Foreplay - the 'naughty' things done before getting on to sex - is overrated, finds a new study based on 2,300 women.
According to the survey, when it comes to the likelihood of having an orgasm, foreplay has little or no significance.
On an average, the duration of intercourse is 16.2 minutes on average, and it is the clincher.
The research's findings suggest that sex therapists, who emphasize the value of foreplay, may have that been getting it wrong.
"In contrast to the assumptions of many sex therapists and educators, more attention should be given to improve the quality and duration of intercourse rather than foreplay," the Telegraph quoted Professor Stuart Brody of the University of the West of Scotland, and Professor Peter Weiss, from Charles University, Prague.
The study has been published in the Journal of Sexual Medicine.
In the study, the researchers asked a representative sample of 2,360 Czech women of all ages about details of their sex lives, including orgasmic consistency with a partner along with estimated duration of foreplay and intercourse.
The analysis revealed that for the women in the study, the average duration of foreplay was 15.4 minutes, and intercourse, 16.2 minutes.

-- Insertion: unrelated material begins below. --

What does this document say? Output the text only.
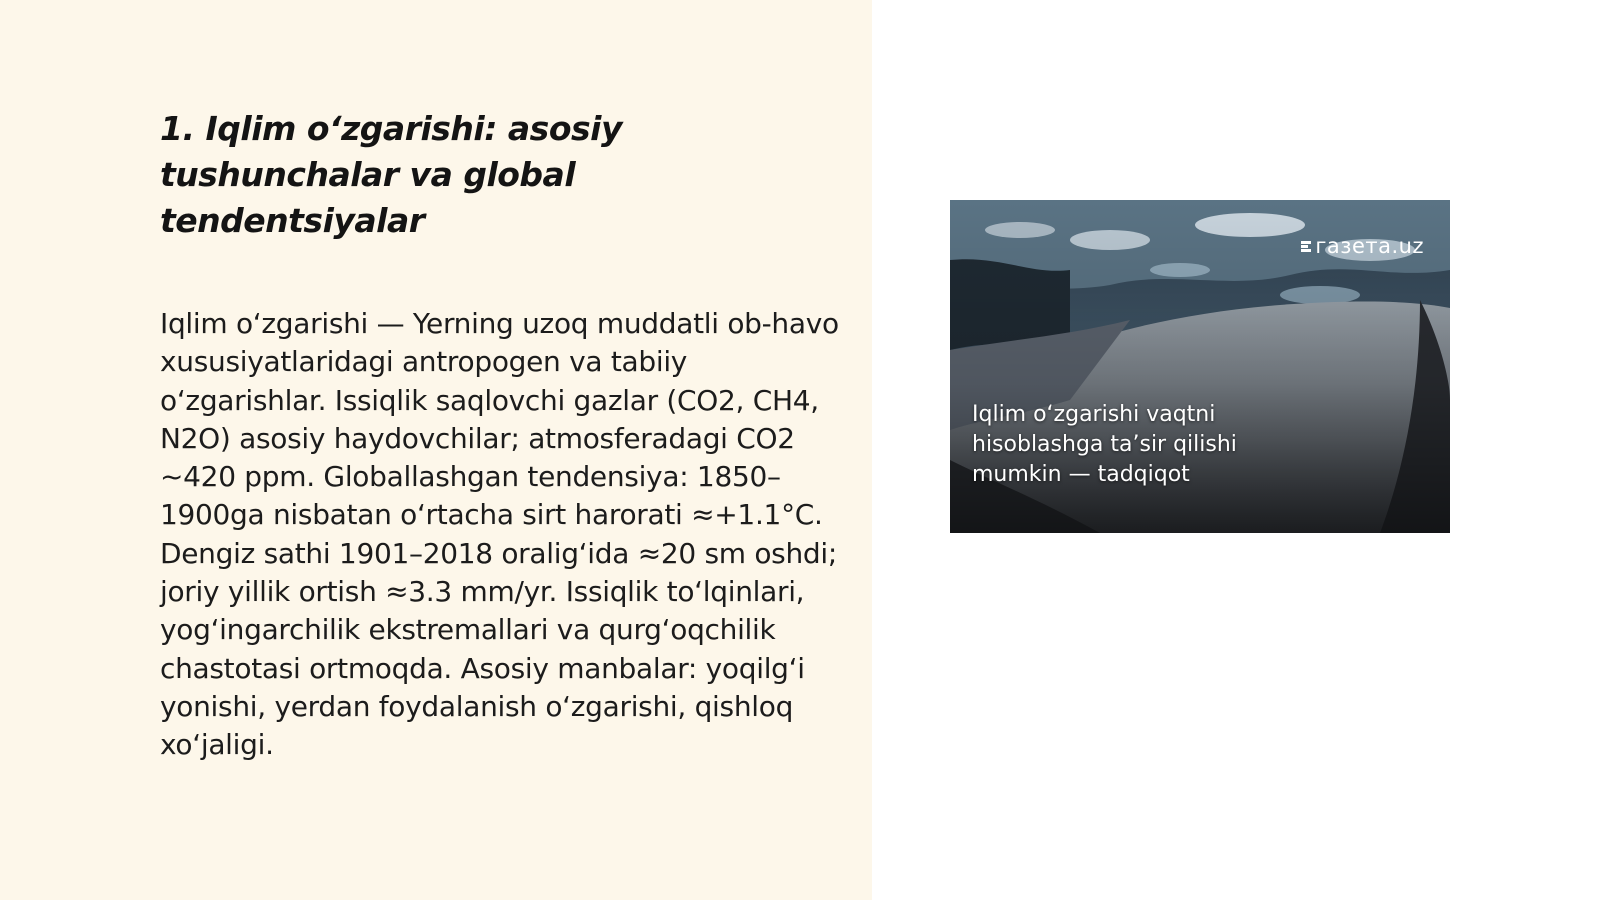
1. Iqlim o‘zgarishi: asosiy tushunchalar va global tendentsiyalar

Iqlim o‘zgarishi — Yerning uzoq muddatli ob-havo xususiyatlaridagi antropogen va tabiiy o‘zgarishlar. Issiqlik saqlovchi gazlar (CO2, CH4, N2O) asosiy haydovchilar; atmosferadagi CO2 ~420 ppm. Globallashgan tendensiya: 1850–1900ga nisbatan o‘rtacha sirt harorati ≈+1.1°C. Dengiz sathi 1901–2018 oralig‘ida ≈20 sm oshdi; joriy yillik ortish ≈3.3 mm/yr. Issiqlik to‘lqinlari, yog‘ingarchilik ekstremallari va qurg‘oqchilik chastotasi ortmoqda. Asosiy manbalar: yoqilg‘i yonishi, yerdan foydalanish o‘zgarishi, qishloq xo‘jaligi.

газета.uz
Iqlim o‘zgarishi vaqtni hisoblashga ta’sir qilishi mumkin — tadqiqot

In the study, the boffins looked at frequency of orgasm in the women, and foreplay and intercourse data. They concluded the links with foreplay were insignificant. Instead they suggest that the longer intercourse lasts, the greater the probability of orgasm for the women.

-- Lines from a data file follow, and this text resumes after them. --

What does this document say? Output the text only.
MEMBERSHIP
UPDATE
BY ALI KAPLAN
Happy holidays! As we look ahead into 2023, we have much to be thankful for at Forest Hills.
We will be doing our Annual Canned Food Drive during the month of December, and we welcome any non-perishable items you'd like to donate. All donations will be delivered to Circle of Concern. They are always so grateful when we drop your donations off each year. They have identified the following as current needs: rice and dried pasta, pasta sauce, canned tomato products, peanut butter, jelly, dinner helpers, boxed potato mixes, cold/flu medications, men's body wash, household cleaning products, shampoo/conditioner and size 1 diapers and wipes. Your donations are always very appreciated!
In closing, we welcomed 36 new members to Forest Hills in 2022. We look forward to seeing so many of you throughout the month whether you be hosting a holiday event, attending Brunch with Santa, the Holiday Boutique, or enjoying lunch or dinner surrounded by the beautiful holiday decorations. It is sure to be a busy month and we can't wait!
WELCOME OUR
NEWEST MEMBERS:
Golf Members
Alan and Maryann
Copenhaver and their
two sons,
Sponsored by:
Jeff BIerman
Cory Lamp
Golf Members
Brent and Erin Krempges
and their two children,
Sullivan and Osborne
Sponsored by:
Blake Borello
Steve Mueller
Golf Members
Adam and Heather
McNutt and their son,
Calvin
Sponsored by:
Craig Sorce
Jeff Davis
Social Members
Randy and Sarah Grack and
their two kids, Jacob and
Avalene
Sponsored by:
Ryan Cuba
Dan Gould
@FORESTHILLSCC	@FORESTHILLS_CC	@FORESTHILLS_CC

"This was a large number of women and the results are robust," says Professor Brody.
"Sex therapists and educators put the overwhelming emphasis on foreplay, but they need to be guided by the evidence which shows that it is not the case.
"Intercourse is significantly more important. Our findings should lead researchers, educators, and clinicians to reconsider the contributions of foreplay and intercourse," the expert added.